Policia detiene a un sicario de 17 años en Fuengirola
La Policía Nacional ha logrado esclarecer uno de los crímenes más violentos y complejos de los últimos años en la Costa del Sol: el asesinato de un ciudadano neerlandés de 25 años, acribillado a tiros frente a un club cannábico en Fuengirola en diciembre de 2024. La investigación, coordinada a nivel internacional con Países Bajos y Bélgica bajo el paraguas de Eurojust, ha permitido detener al autor material, un menor belga de 17 años al momento del crimen, así como a varios colaboradores implicados en la logística del ataque.
Un asesinato planificado al detalle
La madrugada del 7 de diciembre de 2024, la víctima abandonaba un local de la calle Asturias cuando fue emboscada por un individuo vestido de negro, encapuchado y armado con un fusil de asalto. Recibió múltiples disparos a bocajarro antes de que el agresor huyera en bicicleta, abandonando el arma bajo un coche cercano. Todo apuntaba desde el inicio a un ajuste de cuentas entre redes criminales internacionales vinculadas al narcotráfico neerlandés.
El carácter profesional del ataque —uso de un arma de guerra, ejecución rápida y fuga planificada— confirmaba la hipótesis de un crimen por encargo. La investigación reveló que el sicario fue contratado en Países Bajos para viajar a España y ejecutar el asesinato.
La operación internacional
La investigación fue dirigida por el Juzgado de Instrucción nº 4 de Fuengirola y requirió una coordinación sin precedentes entre las autoridades españolas, belgas y neerlandesas. En total, se han producido seis detenciones en los tres países:
- El autor material, un menor belga de 17 años, detenido en Gante el 20 de junio de 2025 tras una orden europea de detención y entregado a España en julio, donde permanece internado en un centro de menores en régimen cerrado.
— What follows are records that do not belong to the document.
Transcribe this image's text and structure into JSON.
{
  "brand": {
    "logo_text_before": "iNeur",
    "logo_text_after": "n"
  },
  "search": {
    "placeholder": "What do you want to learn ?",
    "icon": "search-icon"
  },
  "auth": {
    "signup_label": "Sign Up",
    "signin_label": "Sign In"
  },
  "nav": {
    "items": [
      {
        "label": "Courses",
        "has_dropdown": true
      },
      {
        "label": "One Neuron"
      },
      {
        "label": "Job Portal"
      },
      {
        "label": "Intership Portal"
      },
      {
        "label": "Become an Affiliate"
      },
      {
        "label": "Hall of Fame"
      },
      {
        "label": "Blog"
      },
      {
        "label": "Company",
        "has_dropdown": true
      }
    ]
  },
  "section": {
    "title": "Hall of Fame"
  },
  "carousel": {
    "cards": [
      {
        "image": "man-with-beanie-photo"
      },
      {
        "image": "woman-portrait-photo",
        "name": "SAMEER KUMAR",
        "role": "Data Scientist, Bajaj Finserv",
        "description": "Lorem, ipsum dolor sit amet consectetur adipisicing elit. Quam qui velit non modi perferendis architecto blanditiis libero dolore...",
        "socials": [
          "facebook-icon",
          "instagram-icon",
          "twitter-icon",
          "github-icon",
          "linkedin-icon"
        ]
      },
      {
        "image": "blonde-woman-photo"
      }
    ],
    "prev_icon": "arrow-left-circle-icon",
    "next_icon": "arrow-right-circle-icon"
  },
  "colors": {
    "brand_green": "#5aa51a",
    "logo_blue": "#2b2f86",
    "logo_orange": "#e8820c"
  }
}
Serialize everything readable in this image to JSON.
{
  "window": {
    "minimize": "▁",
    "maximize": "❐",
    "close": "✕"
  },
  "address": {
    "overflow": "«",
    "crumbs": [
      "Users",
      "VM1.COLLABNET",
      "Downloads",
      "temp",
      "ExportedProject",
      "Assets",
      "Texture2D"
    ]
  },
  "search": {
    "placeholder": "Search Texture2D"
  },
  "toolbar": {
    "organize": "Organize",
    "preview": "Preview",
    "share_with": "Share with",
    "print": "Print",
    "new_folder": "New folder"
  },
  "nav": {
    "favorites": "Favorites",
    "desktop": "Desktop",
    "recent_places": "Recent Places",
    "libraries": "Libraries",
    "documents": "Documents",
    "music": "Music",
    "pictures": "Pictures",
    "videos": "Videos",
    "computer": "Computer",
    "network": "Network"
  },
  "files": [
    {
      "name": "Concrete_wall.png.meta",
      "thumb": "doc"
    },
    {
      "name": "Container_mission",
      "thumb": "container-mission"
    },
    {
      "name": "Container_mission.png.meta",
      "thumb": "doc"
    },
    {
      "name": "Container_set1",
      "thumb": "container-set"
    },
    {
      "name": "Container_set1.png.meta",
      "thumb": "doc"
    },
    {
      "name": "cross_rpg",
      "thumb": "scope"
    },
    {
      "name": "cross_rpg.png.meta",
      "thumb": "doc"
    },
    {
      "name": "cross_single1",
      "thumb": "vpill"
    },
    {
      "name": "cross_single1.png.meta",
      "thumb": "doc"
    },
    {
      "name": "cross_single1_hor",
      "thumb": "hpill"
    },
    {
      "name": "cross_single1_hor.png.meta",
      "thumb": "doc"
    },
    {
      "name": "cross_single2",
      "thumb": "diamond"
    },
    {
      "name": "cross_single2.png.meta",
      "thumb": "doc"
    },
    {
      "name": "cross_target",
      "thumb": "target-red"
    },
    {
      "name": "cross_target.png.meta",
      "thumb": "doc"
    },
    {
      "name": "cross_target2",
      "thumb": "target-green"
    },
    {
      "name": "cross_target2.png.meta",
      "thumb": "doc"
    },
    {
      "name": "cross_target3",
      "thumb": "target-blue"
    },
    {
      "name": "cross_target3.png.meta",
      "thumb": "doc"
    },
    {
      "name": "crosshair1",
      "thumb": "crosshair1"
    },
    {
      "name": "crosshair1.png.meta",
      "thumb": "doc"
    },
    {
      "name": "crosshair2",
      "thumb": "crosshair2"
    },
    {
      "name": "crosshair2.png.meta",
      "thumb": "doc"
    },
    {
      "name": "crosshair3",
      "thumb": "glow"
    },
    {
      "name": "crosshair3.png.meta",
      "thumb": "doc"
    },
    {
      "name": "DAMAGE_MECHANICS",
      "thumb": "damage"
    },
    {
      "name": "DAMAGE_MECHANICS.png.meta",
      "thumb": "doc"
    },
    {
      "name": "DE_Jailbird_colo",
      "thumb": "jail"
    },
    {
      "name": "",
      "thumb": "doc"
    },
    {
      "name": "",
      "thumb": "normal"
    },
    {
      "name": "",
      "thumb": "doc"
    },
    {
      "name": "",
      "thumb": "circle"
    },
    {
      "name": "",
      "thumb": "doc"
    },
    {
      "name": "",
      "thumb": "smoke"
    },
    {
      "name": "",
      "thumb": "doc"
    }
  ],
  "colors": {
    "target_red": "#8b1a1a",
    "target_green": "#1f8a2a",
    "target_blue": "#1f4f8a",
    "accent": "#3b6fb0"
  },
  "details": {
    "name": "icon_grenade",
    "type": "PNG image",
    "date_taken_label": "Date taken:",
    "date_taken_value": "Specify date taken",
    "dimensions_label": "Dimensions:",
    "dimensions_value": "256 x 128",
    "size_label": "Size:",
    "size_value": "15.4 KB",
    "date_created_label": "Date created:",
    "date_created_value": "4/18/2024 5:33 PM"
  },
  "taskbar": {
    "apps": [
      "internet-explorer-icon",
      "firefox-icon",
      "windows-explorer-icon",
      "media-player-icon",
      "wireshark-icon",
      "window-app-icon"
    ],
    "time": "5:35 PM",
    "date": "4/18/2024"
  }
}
- Dos cooperadores directos, ciudadanos neerlandeses, presuntamente encargados de apoyar la ejecución del crimen.
- Tres mujeres neerlandesas, que trasladaron el fusil de asalto desde París hasta la Costa del Sol para su uso en el atentado.
- Un séptimo implicado, considerado uno de los instigadores, murió en Países Bajos tras enfrentarse a la policía cuando intentaban arrestarlo.
Los cargos que enfrentan los detenidos incluyen asesinato, depósito de armas de guerra y pertenencia a organización criminal.
La utilización de menores como sicarios
Uno de los aspectos más alarmantes del caso es el perfil del autor material: un adolescente de 17 años reclutado como sicario por una organización internacional. La Policía Nacional y fuentes judiciales advierten de un fenómeno en expansión: las mafias extranjeras recurren cada vez más a menores de edad, considerados “más baratos y prescindibles”, y con un marco penal más laxo en caso de ser detenidos.
No es un caso aislado. En los últimos meses se han detectado otros intentos de asesinatos en la Costa del Sol protagonizados por adolescentes extranjeros, lo que refleja una preocupante tendencia en la dinámica del crimen organizado.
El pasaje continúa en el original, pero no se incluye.